Il n’est point indispensable que les règles soient rigoureusement les mêmes, d’un bout à l’autre du continent. Mais si les valeurs sur lesquelles se fondent ces règles sont semblables, les résultats des élections ne seraient pas source d’une telle suspicion, en RDC. Au Botswana, au Cap-Vert, au Ghana, comme dans une quinzaine d’autres pays du continent, la foi en les résultats repose sur la confiance des peuples, sinon en la probité des dirigeants, du moins en leur droiture. L’idée que ceux qui sont au pouvoir s’y accrochent si désespérément qu’ils peuvent être prêts à tout pour ne jamais le perdre donne aux populations la désagréable impression qu’elles doivent se méfier en permanence. Peut-être que la Commission électorale congolaise annoncera, en fin de compte, la victoire d’un opposant, si tel est effectivement le choix des Congolais. Mais, jusqu’à ce que cela survienne, ce peuple se méfiera. Il se méfiera d’autant plus que tout ce qui se passe dans ce pays depuis la clôture des bureaux de vote laisse perplexe, et pas que les Congolais. Aussi, les dirigeants actuels de la RDC devraient juste s’interroger sur ce qui, dans leur pratique du pouvoir, pourrait justifier une telle défiance. D’autant que ce n’est pas le seul clergé qui les suspecte de ne pas vouloir la transparence. Même l’Union Africaine, d’ordinaire si prudente, s’est départie des fioritures diplomatiques pour, à mots à peine couverts, sommer les dirigeants congolais de respecter le choix de leurs concitoyens.

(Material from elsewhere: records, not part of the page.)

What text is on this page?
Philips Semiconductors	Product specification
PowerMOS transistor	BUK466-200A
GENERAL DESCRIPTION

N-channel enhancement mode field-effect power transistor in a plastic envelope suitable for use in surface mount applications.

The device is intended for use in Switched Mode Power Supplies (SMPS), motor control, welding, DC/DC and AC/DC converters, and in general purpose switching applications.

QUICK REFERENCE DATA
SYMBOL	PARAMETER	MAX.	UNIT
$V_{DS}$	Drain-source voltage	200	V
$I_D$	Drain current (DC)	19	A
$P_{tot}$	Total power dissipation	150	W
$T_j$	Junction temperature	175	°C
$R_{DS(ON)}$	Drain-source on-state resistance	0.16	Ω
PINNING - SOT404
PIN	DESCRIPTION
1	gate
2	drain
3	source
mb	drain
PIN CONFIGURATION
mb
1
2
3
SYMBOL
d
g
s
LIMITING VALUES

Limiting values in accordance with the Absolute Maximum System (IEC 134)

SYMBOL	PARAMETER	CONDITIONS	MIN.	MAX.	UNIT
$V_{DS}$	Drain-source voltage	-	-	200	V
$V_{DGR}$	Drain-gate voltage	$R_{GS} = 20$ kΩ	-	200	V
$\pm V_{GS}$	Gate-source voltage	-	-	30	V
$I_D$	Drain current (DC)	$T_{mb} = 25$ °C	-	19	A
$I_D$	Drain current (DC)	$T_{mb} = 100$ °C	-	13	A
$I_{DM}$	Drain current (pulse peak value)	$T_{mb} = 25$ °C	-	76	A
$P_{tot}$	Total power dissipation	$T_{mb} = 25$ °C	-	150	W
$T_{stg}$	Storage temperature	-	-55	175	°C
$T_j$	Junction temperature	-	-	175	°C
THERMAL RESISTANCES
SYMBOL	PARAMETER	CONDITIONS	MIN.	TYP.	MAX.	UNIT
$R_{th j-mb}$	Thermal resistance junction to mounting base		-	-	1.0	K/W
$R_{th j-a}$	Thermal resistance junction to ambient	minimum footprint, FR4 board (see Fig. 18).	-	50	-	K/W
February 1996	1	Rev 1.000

Les Nations unies aussi semblent tenir le même discours…

Et même les Etats-Unis, le Canada, et quelques autres Etats, sans compter la société civile congolaise et continentale. Les Botswanais, les Cap-Verdiens ou les Ghanéens ne reçoivent, par exemple, jamais ce type d’injonction, parce que rien dans leur pratique du pouvoir ne justifierait une telle méfiance. Les dirigeants congolais ont beau jeu de prendre la Cenco comme bouc émissaire. Il serait tellement plus simple, pour eux, de se pencher sur les raisons qui font que tant de gens, tant de pays et d’institutions les suspectent de ne pas vouloir la transparence dans l’issue de ces élections.

Vous ne pouvez pas vous évertuer à tenir votre peuple dans les ténèbres et vous étonner que l’opinion s’interroge sur les motivations d’un tel acharnement à vouloir couper les citoyens de leurs concitoyens, le pays des sources d’information et du reste du monde. Un pouvoir qui n’a rien à cacher ne prive pas son peuple des moyens d’information et de communication à un moment aussi crucial de son histoire, alors que se joue son destin.

Mais comment la Cenco peut-elle connaître le nom du vainqueur ?

Si elle le connaît, jusqu’alors, elle ne l’a pas donné. Et même pas un indice qui nous mette sur la piste du nom du vainqueur. Mais cette Cenco a fait, sur le terrain, un travail rigoureux et c’est sans doute à dessin qu’elle met en garde contre tout résultat qui serait différent du choix effectif du peuple congolais. Au-delà du fait qu’ils sont citoyens au même titre que tous les Congolais, les membres de la Cenco font partie de la frange la plus éclairée de l’opinion congolaise. Un prêtre, faut-il le rappeler, se forme en sept années, après le bac. Ils ont donc une grande capacité d’analyse, et peuvent effectivement savoir qui est le vainqueur.

En 2012, rien qu’en regardant la télévision nationale et deux autres chaînes du paysage médiatique sénégalais, une calculette à la main, plus un bloc-note et un stylo, un observateur averti pouvait affirmer, deux heures après le début de la soirée électorale, que Macky Sall l’avait emporté. Et d’ailleurs, moins d’une demi-heure plus tard, Abdoulaye Wade lui-même téléphonait au vainqueur, pour concéder sa défaite.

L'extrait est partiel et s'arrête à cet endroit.